Director: Pierre Coffin, Kyle Balda Cast: Sandra Bullock, Jon Hamm, Michael Keaton, Allison Janney, Steve Coogan, Jennifer Saunders Distributor: Universal Pictures Running Time: 91 minutes MPAA: PG

Oh, how the movies of the yellow minions frustrate me so. While Despicable Me was decently cute, its sequel did little to improve on its cheap premise and animation. As such, these movies will never improve and only exist as cute little excuses for squat slapstick. The latest movie with the pill-shaped, pint-sized characters only displays how much more downhill this franchise can go.

As a prequel to Despicable Me, the movie focuses on the origins of the minions. Born from the primordial age, they have existed since the dawn of time as followers. Whoever is the most evil and domineering, they blindly follow with loyalty. Unfortunately, they seem to always end up innocently bringing the demise of whoever they follow. This makes the minions constantly on the lookout for their next master over the course of centuries. This story seems to imply that the minions are immortal and probably have to find a new master when Gru dies.

But Steve Carrel’s Gru is absent from this story as we’re revealed one master prior. In the 1960’s, three minions venture into the United States to find the top villain they can serve. The hottest player in the evil villain game is a woman by the name of Scarlet Overkill (Sandra Bullock). She proudly boasts about being the top villain when some villain patriarchy apparently said that a woman could never be the baddest of the bad. And that’s about all she has to offer as a character. Sure, she’s greedy and has a master plan to steal a crown from the Queen of England, but there’s not much more to her than being a cackling antagonist. I guess her dress is kind of neat in that it has rocket boosters to make her fly, but cool toys do not a good character make. Scarlet sends her yellow minions on a mission to England, a location that’s reaped for all the most of Saturday morning cartoon gags. Everybody drinks tea, speaks in thick accents with bad teeth and are at least a century behind the setting of the 1960’s.

Without any decent human characters or setting to work with, it’s entirely on the minions to save yet another movie. In their own language of babbling, they pull out all the slapstick tricks they can perform in animation. Their antics are equal parts clever, ridiculous and adorable, which could describe the three key minions respectively. The tallest is the brains, the hairiest is the bravery and the smallest is the cuteness. But they don’t have much more to offer. This would be fine for a series of five-minute shorts, but they just can’t sustain a feature-length movie on their own. It’s the same reason why Tweety Bird doesn’t have his own movie – Tweety is funny, but not when shoved in a bland script and expected to pick up the slack entirely on his own.

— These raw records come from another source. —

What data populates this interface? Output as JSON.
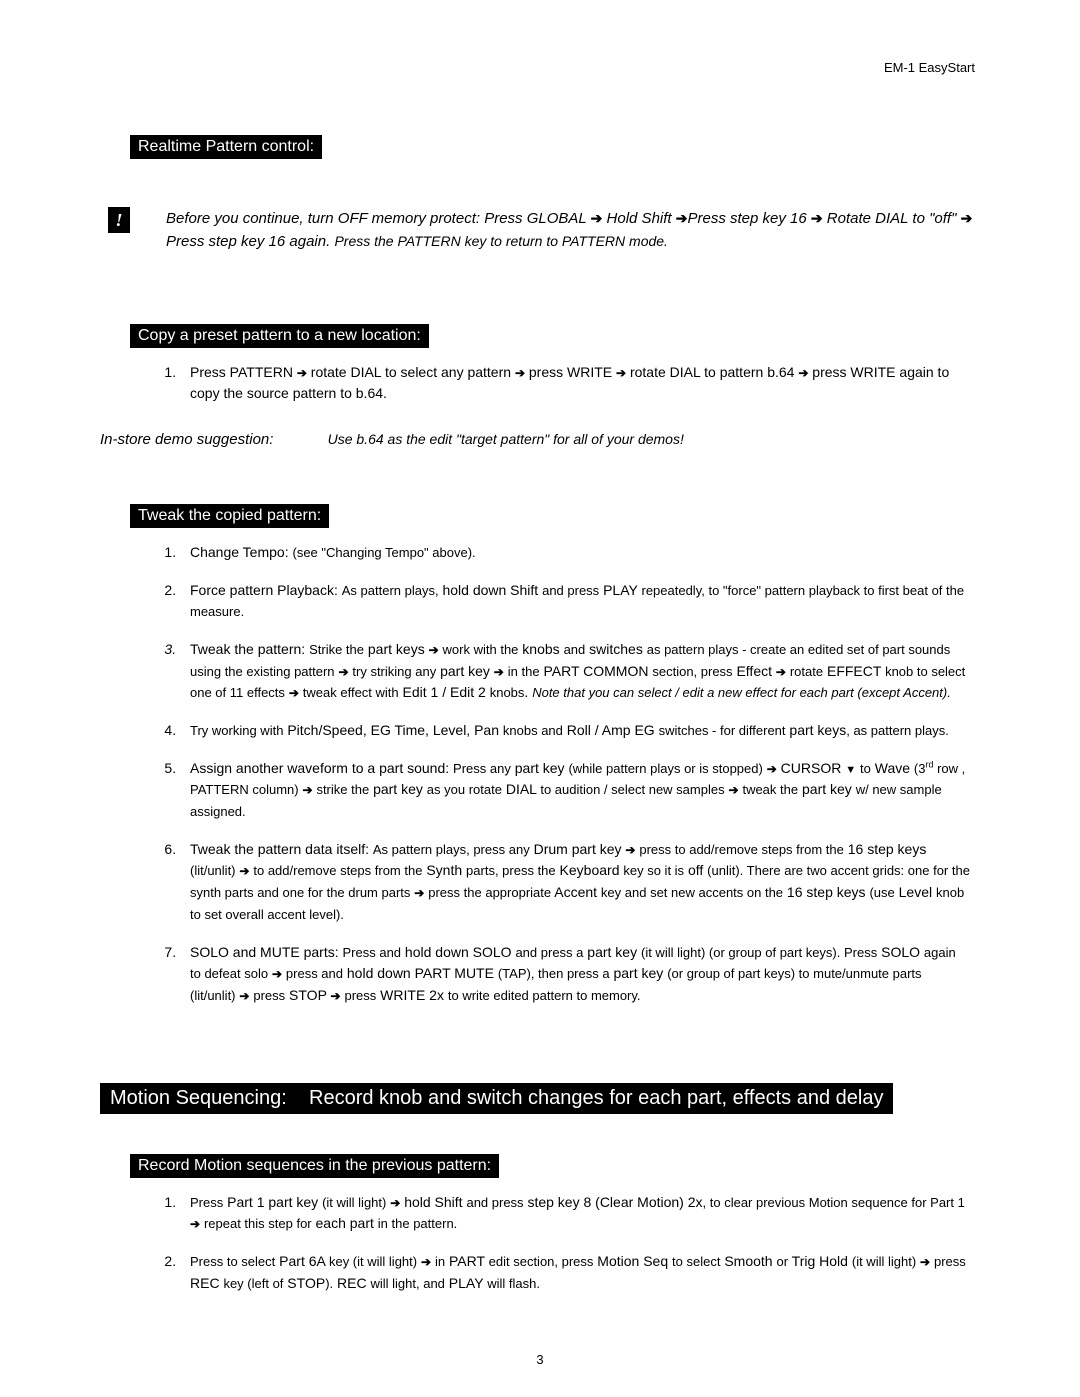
{
  "doc_header": "EM-1 EasyStart",
  "page_number": "3",
  "section1_title": "Realtime Pattern control:",
  "warn_mark": "!",
  "warn_html": "Before you continue, turn OFF memory protect: Press GLOBAL <span class='arrow'>➔</span> Hold Shift <span class='arrow'>➔</span>Press step key 16 <span class='arrow'>➔</span> Rotate DIAL to \"off\" <span class='arrow'>➔</span> Press step key 16 again. <span style='font-size:14px;'>Press the PATTERN key to return to PATTERN mode.</span>",
  "section2_title": "Copy a preset pattern to a new location:",
  "copy_step1": "Press PATTERN <span class='small-arrow'>➔</span> rotate DIAL to select any pattern <span class='small-arrow'>➔</span> press WRITE <span class='small-arrow'>➔</span> rotate DIAL to pattern b.64 <span class='small-arrow'>➔</span> press WRITE again to copy the source pattern to b.64.",
  "demo_left": "In-store demo suggestion:",
  "demo_right": "Use b.64 as the edit \"target pattern\" for all of your demos!",
  "section3_title": "Tweak the copied pattern:",
  "tweak": [
    "Change Tempo: <span style='font-size:13px;'>(see \"Changing Tempo\" above).</span>",
    "Force pattern Playback: <span style='font-size:13px;'>As pattern plays,</span> hold down Shift <span style='font-size:13px;'>and press</span> PLAY <span style='font-size:13px;'>repeatedly, to \"force\" pattern playback to first beat of the measure.</span>",
    "Tweak the pattern: <span style='font-size:13px;'>Strike the</span> part keys <span class='small-arrow'>➔</span> <span style='font-size:13px;'>work with the</span> knobs <span style='font-size:13px;'>and</span> switches <span style='font-size:13px;'>as pattern plays - create an edited set of part sounds using the existing pattern</span> <span class='small-arrow'>➔</span> <span style='font-size:13px;'>try striking any</span> part key <span class='small-arrow'>➔</span> <span style='font-size:13px;'>in the</span> PART COMMON <span style='font-size:13px;'>section,  press</span> Effect <span class='small-arrow'>➔</span> <span style='font-size:13px;'>rotate</span> EFFECT <span style='font-size:13px;'>knob to select one of 11 effects</span> <span class='small-arrow'>➔</span> <span style='font-size:13px;'>tweak effect with</span> Edit 1 / Edit 2 <span style='font-size:13px;'>knobs</span>. <i style='font-size:13px;'>Note that you can select / edit a new effect for each part (except Accent).</i>",
    "<span style='font-size:13px;'>Try working with</span> Pitch/Speed, EG Time, Level, Pan <span style='font-size:13px;'>knobs and</span> Roll / Amp EG <span style='font-size:13px;'>switches - for different</span> part keys<span style='font-size:13px;'>, as pattern plays.</span>",
    "Assign another waveform to a part sound: <span style='font-size:13px;'>Press any</span> part key <span style='font-size:13px;'>(while pattern plays or is stopped)</span> <span class='small-arrow'>➔</span> CURSOR <span class='tri-down'>▼</span> <span style='font-size:13px;'>to</span> Wave <span style='font-size:13px;'>(3<span class='sup'>rd</span> row , PATTERN column)</span> <span class='small-arrow'>➔</span> <span style='font-size:13px;'>strike the</span> part key <span style='font-size:13px;'>as you rotate</span> DIAL <span style='font-size:13px;'>to audition / select new samples</span> <span class='small-arrow'>➔</span> <span style='font-size:13px;'>tweak the</span> part key <span style='font-size:13px;'>w/ new sample assigned.</span>",
    "Tweak the pattern data itself: <span style='font-size:13px;'>As pattern plays, press any</span> Drum part key <span class='small-arrow'>➔</span> <span style='font-size:13px;'>press to add/remove steps from the</span> 16 step keys <span style='font-size:13px;'>(lit/unlit)</span> <span class='small-arrow'>➔</span> <span style='font-size:13px;'>to add/remove steps from the</span> Synth <span style='font-size:13px;'>parts, press the</span> Keyboard <span style='font-size:13px;'>key so it is</span> off <span style='font-size:13px;'>(unlit). There are two accent grids: one for the synth parts and one for the drum parts</span> <span class='small-arrow'>➔</span> <span style='font-size:13px;'>press the appropriate</span> Accent <span style='font-size:13px;'>key and set new accents on the</span> 16 step keys <span style='font-size:13px;'>(use</span> Level <span style='font-size:13px;'>knob to set overall accent level).</span>",
    "SOLO and MUTE parts: <span style='font-size:13px;'>Press and</span> hold down SOLO <span style='font-size:13px;'>and press a</span> part key <span style='font-size:13px;'>(it will light) (or group of part keys). Press</span> SOLO <span style='font-size:13px;'>again to defeat solo</span> <span class='small-arrow'>➔</span> <span style='font-size:13px;'>press and</span> hold down PART MUTE <span style='font-size:13px;'>(TAP), then press a</span> part key <span style='font-size:13px;'>(or group of part keys) to mute/unmute parts (lit/unlit)</span> <span class='small-arrow'>➔</span> <span style='font-size:13px;'>press</span> STOP <span class='small-arrow'>➔</span> <span style='font-size:13px;'>press</span> WRITE 2x <span style='font-size:13px;'>to write edited pattern to memory.</span>"
  ],
  "motion_title": "Motion Sequencing:&nbsp;&nbsp;&nbsp;&nbsp;Record knob and switch changes for each part, effects and delay",
  "section4_title": "Record Motion sequences in the previous pattern:",
  "record": [
    "<span style='font-size:13px;'>Press</span> Part 1 part key <span style='font-size:13px;'>(it will light)</span> <span class='small-arrow'>➔</span> hold Shift <span style='font-size:13px;'>and press</span> step key 8 (Clear Motion) 2x<span style='font-size:13px;'>, to clear previous Motion sequence for Part 1</span> <span class='small-arrow'>➔</span> <span style='font-size:13px;'>repeat this step for</span> each part <span style='font-size:13px;'>in the pattern.</span>",
    "<span style='font-size:13px;'>Press to select</span> Part 6A <span style='font-size:13px;'>key (it will light)</span> <span class='small-arrow'>➔</span> <span style='font-size:13px;'>in</span> PART <span style='font-size:13px;'>edit section, press</span> Motion Seq <span style='font-size:13px;'>to select</span> Smooth <span style='font-size:13px;'>or</span> Trig Hold <span style='font-size:13px;'>(it will light)</span> <span class='small-arrow'>➔</span> <span style='font-size:13px;'>press</span> REC <span style='font-size:13px;'>key (left of</span> STOP<span style='font-size:13px;'>).</span> REC <span style='font-size:13px;'>will light, and</span> PLAY <span style='font-size:13px;'>will flash.</span>"
  ]
}
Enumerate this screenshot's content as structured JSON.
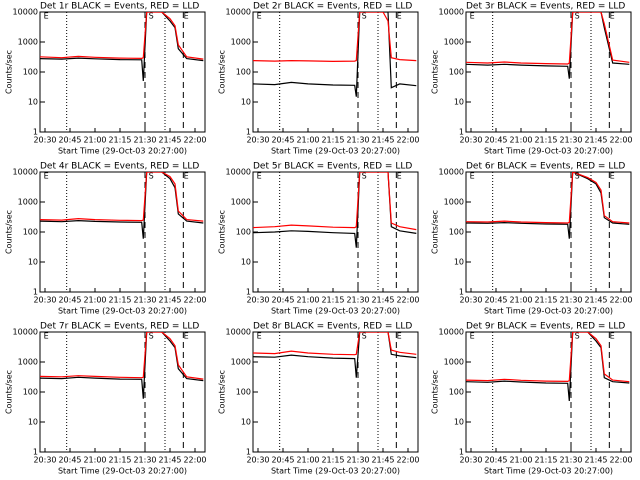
{
  "chart_data": [
    {
      "type": "line",
      "title": "Det 1r BLACK = Events, RED = LLD",
      "x_label": "Start Time (29-Oct-03 20:27:00)",
      "y_label": "Counts/sec",
      "log_y": true,
      "x": [
        "20:27",
        "20:40",
        "20:50",
        "21:00",
        "21:15",
        "21:28",
        "21:29",
        "21:31",
        "21:40",
        "21:45",
        "21:48",
        "21:50",
        "21:55",
        "22:05"
      ],
      "series": [
        {
          "name": "Events",
          "color": "#000000",
          "values": [
            280,
            270,
            290,
            275,
            260,
            255,
            50,
            10000,
            10000,
            5000,
            3000,
            600,
            280,
            240
          ]
        },
        {
          "name": "LLD",
          "color": "#ff0000",
          "values": [
            320,
            300,
            330,
            310,
            290,
            285,
            300,
            10000,
            10000,
            6000,
            3500,
            800,
            320,
            270
          ]
        }
      ],
      "xlim": [
        "20:27",
        "22:06"
      ],
      "xticks": [
        "20:30",
        "20:45",
        "21:00",
        "21:15",
        "21:30",
        "21:45",
        "22:00"
      ],
      "ylim": [
        1,
        10000
      ],
      "yticks": [
        1,
        10,
        100,
        1000,
        10000
      ],
      "dotted_lines": [
        "20:43",
        "21:42"
      ],
      "dashed_lines": [
        "21:30",
        "21:53"
      ],
      "annotations": [
        {
          "text": "E",
          "x": "20:28"
        },
        {
          "text": "S",
          "x": "21:31"
        },
        {
          "text": "E",
          "x": "21:52"
        }
      ]
    },
    {
      "type": "line",
      "title": "Det 2r BLACK = Events, RED = LLD",
      "x_label": "Start Time (29-Oct-03 20:27:00)",
      "y_label": "Counts/sec",
      "log_y": true,
      "x": [
        "20:27",
        "20:40",
        "20:50",
        "21:00",
        "21:15",
        "21:28",
        "21:29",
        "21:31",
        "21:40",
        "21:45",
        "21:48",
        "21:50",
        "21:55",
        "22:05"
      ],
      "series": [
        {
          "name": "Events",
          "color": "#000000",
          "values": [
            40,
            38,
            45,
            40,
            37,
            36,
            15,
            10000,
            10000,
            10000,
            10000,
            30,
            40,
            35
          ]
        },
        {
          "name": "LLD",
          "color": "#ff0000",
          "values": [
            240,
            230,
            240,
            235,
            225,
            230,
            240,
            10000,
            10000,
            10000,
            5000,
            300,
            260,
            240
          ]
        }
      ],
      "xlim": [
        "20:27",
        "22:06"
      ],
      "xticks": [
        "20:30",
        "20:45",
        "21:00",
        "21:15",
        "21:30",
        "21:45",
        "22:00"
      ],
      "ylim": [
        1,
        10000
      ],
      "yticks": [
        1,
        10,
        100,
        1000,
        10000
      ],
      "dotted_lines": [
        "20:43",
        "21:42"
      ],
      "dashed_lines": [
        "21:30",
        "21:53"
      ],
      "annotations": [
        {
          "text": "E",
          "x": "20:28"
        },
        {
          "text": "S",
          "x": "21:31"
        },
        {
          "text": "E",
          "x": "21:52"
        }
      ]
    },
    {
      "type": "line",
      "title": "Det 3r BLACK = Events, RED = LLD",
      "x_label": "Start Time (29-Oct-03 20:27:00)",
      "y_label": "Counts/sec",
      "log_y": true,
      "x": [
        "20:27",
        "20:40",
        "20:50",
        "21:00",
        "21:15",
        "21:28",
        "21:29",
        "21:31",
        "21:40",
        "21:45",
        "21:48",
        "21:50",
        "21:55",
        "22:05"
      ],
      "series": [
        {
          "name": "Events",
          "color": "#000000",
          "values": [
            180,
            170,
            180,
            170,
            160,
            155,
            60,
            10000,
            10000,
            10000,
            10000,
            3000,
            200,
            180
          ]
        },
        {
          "name": "LLD",
          "color": "#ff0000",
          "values": [
            210,
            200,
            215,
            200,
            190,
            185,
            200,
            10000,
            10000,
            10000,
            10000,
            4000,
            250,
            210
          ]
        }
      ],
      "xlim": [
        "20:27",
        "22:06"
      ],
      "xticks": [
        "20:30",
        "20:45",
        "21:00",
        "21:15",
        "21:30",
        "21:45",
        "22:00"
      ],
      "ylim": [
        1,
        10000
      ],
      "yticks": [
        1,
        10,
        100,
        1000,
        10000
      ],
      "dotted_lines": [
        "20:43",
        "21:42"
      ],
      "dashed_lines": [
        "21:30",
        "21:53"
      ],
      "annotations": [
        {
          "text": "E",
          "x": "20:28"
        },
        {
          "text": "S",
          "x": "21:31"
        },
        {
          "text": "E",
          "x": "21:52"
        }
      ]
    },
    {
      "type": "line",
      "title": "Det 4r BLACK = Events, RED = LLD",
      "x_label": "Start Time (29-Oct-03 20:27:00)",
      "y_label": "Counts/sec",
      "log_y": true,
      "x": [
        "20:27",
        "20:40",
        "20:50",
        "21:00",
        "21:15",
        "21:28",
        "21:29",
        "21:31",
        "21:40",
        "21:45",
        "21:48",
        "21:50",
        "21:55",
        "22:05"
      ],
      "series": [
        {
          "name": "Events",
          "color": "#000000",
          "values": [
            230,
            220,
            240,
            225,
            215,
            210,
            60,
            10000,
            10000,
            6000,
            3000,
            400,
            230,
            200
          ]
        },
        {
          "name": "LLD",
          "color": "#ff0000",
          "values": [
            260,
            250,
            280,
            260,
            245,
            240,
            250,
            10000,
            10000,
            7000,
            4000,
            500,
            260,
            230
          ]
        }
      ],
      "xlim": [
        "20:27",
        "22:06"
      ],
      "xticks": [
        "20:30",
        "20:45",
        "21:00",
        "21:15",
        "21:30",
        "21:45",
        "22:00"
      ],
      "ylim": [
        1,
        10000
      ],
      "yticks": [
        1,
        10,
        100,
        1000,
        10000
      ],
      "dotted_lines": [
        "20:43",
        "21:42"
      ],
      "dashed_lines": [
        "21:30",
        "21:53"
      ],
      "annotations": [
        {
          "text": "E",
          "x": "20:28"
        },
        {
          "text": "S",
          "x": "21:31"
        },
        {
          "text": "E",
          "x": "21:52"
        }
      ]
    },
    {
      "type": "line",
      "title": "Det 5r BLACK = Events, RED = LLD",
      "x_label": "Start Time (29-Oct-03 20:27:00)",
      "y_label": "Counts/sec",
      "log_y": true,
      "x": [
        "20:27",
        "20:40",
        "20:50",
        "21:00",
        "21:15",
        "21:28",
        "21:29",
        "21:31",
        "21:40",
        "21:45",
        "21:48",
        "21:50",
        "21:55",
        "22:05"
      ],
      "series": [
        {
          "name": "Events",
          "color": "#000000",
          "values": [
            95,
            100,
            110,
            105,
            95,
            90,
            30,
            10000,
            10000,
            10000,
            10000,
            150,
            110,
            90
          ]
        },
        {
          "name": "LLD",
          "color": "#ff0000",
          "values": [
            140,
            150,
            170,
            160,
            145,
            140,
            150,
            10000,
            10000,
            10000,
            10000,
            200,
            150,
            120
          ]
        }
      ],
      "xlim": [
        "20:27",
        "22:06"
      ],
      "xticks": [
        "20:30",
        "20:45",
        "21:00",
        "21:15",
        "21:30",
        "21:45",
        "22:00"
      ],
      "ylim": [
        1,
        10000
      ],
      "yticks": [
        1,
        10,
        100,
        1000,
        10000
      ],
      "dotted_lines": [
        "20:43",
        "21:42"
      ],
      "dashed_lines": [
        "21:30",
        "21:53"
      ],
      "annotations": [
        {
          "text": "E",
          "x": "20:28"
        },
        {
          "text": "S",
          "x": "21:31"
        },
        {
          "text": "E",
          "x": "21:52"
        }
      ]
    },
    {
      "type": "line",
      "title": "Det 6r BLACK = Events, RED = LLD",
      "x_label": "Start Time (29-Oct-03 20:27:00)",
      "y_label": "Counts/sec",
      "log_y": true,
      "x": [
        "20:27",
        "20:40",
        "20:50",
        "21:00",
        "21:15",
        "21:28",
        "21:29",
        "21:31",
        "21:40",
        "21:45",
        "21:48",
        "21:50",
        "21:55",
        "22:05"
      ],
      "series": [
        {
          "name": "Events",
          "color": "#000000",
          "values": [
            200,
            195,
            205,
            195,
            185,
            180,
            60,
            10000,
            6000,
            4000,
            2000,
            300,
            200,
            180
          ]
        },
        {
          "name": "LLD",
          "color": "#ff0000",
          "values": [
            220,
            215,
            230,
            215,
            205,
            200,
            210,
            10000,
            6500,
            4500,
            2500,
            350,
            220,
            200
          ]
        }
      ],
      "xlim": [
        "20:27",
        "22:06"
      ],
      "xticks": [
        "20:30",
        "20:45",
        "21:00",
        "21:15",
        "21:30",
        "21:45",
        "22:00"
      ],
      "ylim": [
        1,
        10000
      ],
      "yticks": [
        1,
        10,
        100,
        1000,
        10000
      ],
      "dotted_lines": [
        "20:43",
        "21:42"
      ],
      "dashed_lines": [
        "21:30",
        "21:53"
      ],
      "annotations": [
        {
          "text": "E",
          "x": "20:28"
        },
        {
          "text": "S",
          "x": "21:31"
        },
        {
          "text": "E",
          "x": "21:52"
        }
      ]
    },
    {
      "type": "line",
      "title": "Det 7r BLACK = Events, RED = LLD",
      "x_label": "Start Time (29-Oct-03 20:27:00)",
      "y_label": "Counts/sec",
      "log_y": true,
      "x": [
        "20:27",
        "20:40",
        "20:50",
        "21:00",
        "21:15",
        "21:28",
        "21:29",
        "21:31",
        "21:40",
        "21:45",
        "21:48",
        "21:50",
        "21:55",
        "22:05"
      ],
      "series": [
        {
          "name": "Events",
          "color": "#000000",
          "values": [
            290,
            280,
            310,
            290,
            270,
            265,
            60,
            10000,
            10000,
            5000,
            3000,
            600,
            280,
            240
          ]
        },
        {
          "name": "LLD",
          "color": "#ff0000",
          "values": [
            330,
            320,
            350,
            330,
            310,
            300,
            310,
            10000,
            10000,
            6000,
            3500,
            800,
            320,
            270
          ]
        }
      ],
      "xlim": [
        "20:27",
        "22:06"
      ],
      "xticks": [
        "20:30",
        "20:45",
        "21:00",
        "21:15",
        "21:30",
        "21:45",
        "22:00"
      ],
      "ylim": [
        1,
        10000
      ],
      "yticks": [
        1,
        10,
        100,
        1000,
        10000
      ],
      "dotted_lines": [
        "20:43",
        "21:42"
      ],
      "dashed_lines": [
        "21:30",
        "21:53"
      ],
      "annotations": [
        {
          "text": "E",
          "x": "20:28"
        },
        {
          "text": "S",
          "x": "21:31"
        },
        {
          "text": "E",
          "x": "21:52"
        }
      ]
    },
    {
      "type": "line",
      "title": "Det 8r BLACK = Events, RED = LLD",
      "x_label": "Start Time (29-Oct-03 20:27:00)",
      "y_label": "Counts/sec",
      "log_y": true,
      "x": [
        "20:27",
        "20:40",
        "20:50",
        "21:00",
        "21:15",
        "21:28",
        "21:29",
        "21:31",
        "21:40",
        "21:45",
        "21:48",
        "21:50",
        "21:55",
        "22:05"
      ],
      "series": [
        {
          "name": "Events",
          "color": "#000000",
          "values": [
            1500,
            1450,
            1700,
            1500,
            1350,
            1300,
            300,
            10000,
            10000,
            10000,
            10000,
            1800,
            1600,
            1400
          ]
        },
        {
          "name": "LLD",
          "color": "#ff0000",
          "values": [
            2000,
            1900,
            2300,
            2000,
            1800,
            1750,
            1800,
            10000,
            10000,
            10000,
            10000,
            2500,
            2100,
            1800
          ]
        }
      ],
      "xlim": [
        "20:27",
        "22:06"
      ],
      "xticks": [
        "20:30",
        "20:45",
        "21:00",
        "21:15",
        "21:30",
        "21:45",
        "22:00"
      ],
      "ylim": [
        1,
        10000
      ],
      "yticks": [
        1,
        10,
        100,
        1000,
        10000
      ],
      "dotted_lines": [
        "20:43",
        "21:42"
      ],
      "dashed_lines": [
        "21:30",
        "21:53"
      ],
      "annotations": [
        {
          "text": "E",
          "x": "20:28"
        },
        {
          "text": "S",
          "x": "21:31"
        },
        {
          "text": "E",
          "x": "21:52"
        }
      ]
    },
    {
      "type": "line",
      "title": "Det 9r BLACK = Events, RED = LLD",
      "x_label": "Start Time (29-Oct-03 20:27:00)",
      "y_label": "Counts/sec",
      "log_y": true,
      "x": [
        "20:27",
        "20:40",
        "20:50",
        "21:00",
        "21:15",
        "21:28",
        "21:29",
        "21:31",
        "21:40",
        "21:45",
        "21:48",
        "21:50",
        "21:55",
        "22:05"
      ],
      "series": [
        {
          "name": "Events",
          "color": "#000000",
          "values": [
            220,
            210,
            230,
            215,
            200,
            195,
            50,
            10000,
            10000,
            5000,
            3000,
            300,
            220,
            200
          ]
        },
        {
          "name": "LLD",
          "color": "#ff0000",
          "values": [
            250,
            240,
            265,
            245,
            230,
            225,
            240,
            10000,
            10000,
            6000,
            3500,
            400,
            250,
            220
          ]
        }
      ],
      "xlim": [
        "20:27",
        "22:06"
      ],
      "xticks": [
        "20:30",
        "20:45",
        "21:00",
        "21:15",
        "21:30",
        "21:45",
        "22:00"
      ],
      "ylim": [
        1,
        10000
      ],
      "yticks": [
        1,
        10,
        100,
        1000,
        10000
      ],
      "dotted_lines": [
        "20:43",
        "21:42"
      ],
      "dashed_lines": [
        "21:30",
        "21:53"
      ],
      "annotations": [
        {
          "text": "E",
          "x": "20:28"
        },
        {
          "text": "S",
          "x": "21:31"
        },
        {
          "text": "E",
          "x": "21:52"
        }
      ]
    }
  ]
}
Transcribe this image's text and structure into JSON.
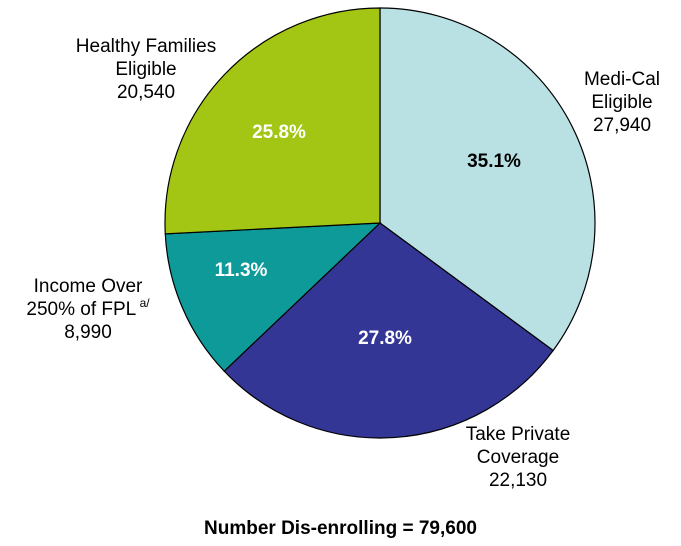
{
  "chart_data": {
    "type": "pie",
    "caption": "Number Dis-enrolling = 79,600",
    "slices": [
      {
        "label_lines": [
          "Medi-Cal",
          "Eligible"
        ],
        "value": 27940,
        "value_text": "27,940",
        "percent_text": "35.1%",
        "color": "#b9e0e2",
        "percent_color": "#000000"
      },
      {
        "label_lines": [
          "Take Private",
          "Coverage"
        ],
        "value": 22130,
        "value_text": "22,130",
        "percent_text": "27.8%",
        "color": "#343695",
        "percent_color": "#ffffff"
      },
      {
        "label_lines": [
          "Income Over",
          "250% of FPL"
        ],
        "label_sup": "a/",
        "value": 8990,
        "value_text": "8,990",
        "percent_text": "11.3%",
        "color": "#0f9a9a",
        "percent_color": "#ffffff"
      },
      {
        "label_lines": [
          "Healthy Families",
          "Eligible"
        ],
        "value": 20540,
        "value_text": "20,540",
        "percent_text": "25.8%",
        "color": "#a3c614",
        "percent_color": "#ffffff"
      }
    ]
  }
}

Minions is the biggest argument for an animated series and no more solo feature films for these guys. Every moment the minions are on screen is pleasing for a few minutes of universal humor – every moment without their antics makes the movie grow tired and by-the-numbers. The one high point of the picture is when the three minions hitch a ride with a family of villains that shoot up cars as if it were a road trip game. Those were character that had promise to be paired up with the minions, but are only used for a few gags in the first act. By the end of the picture, both the script and the audience comes to the same conclusion: the minions need Gru.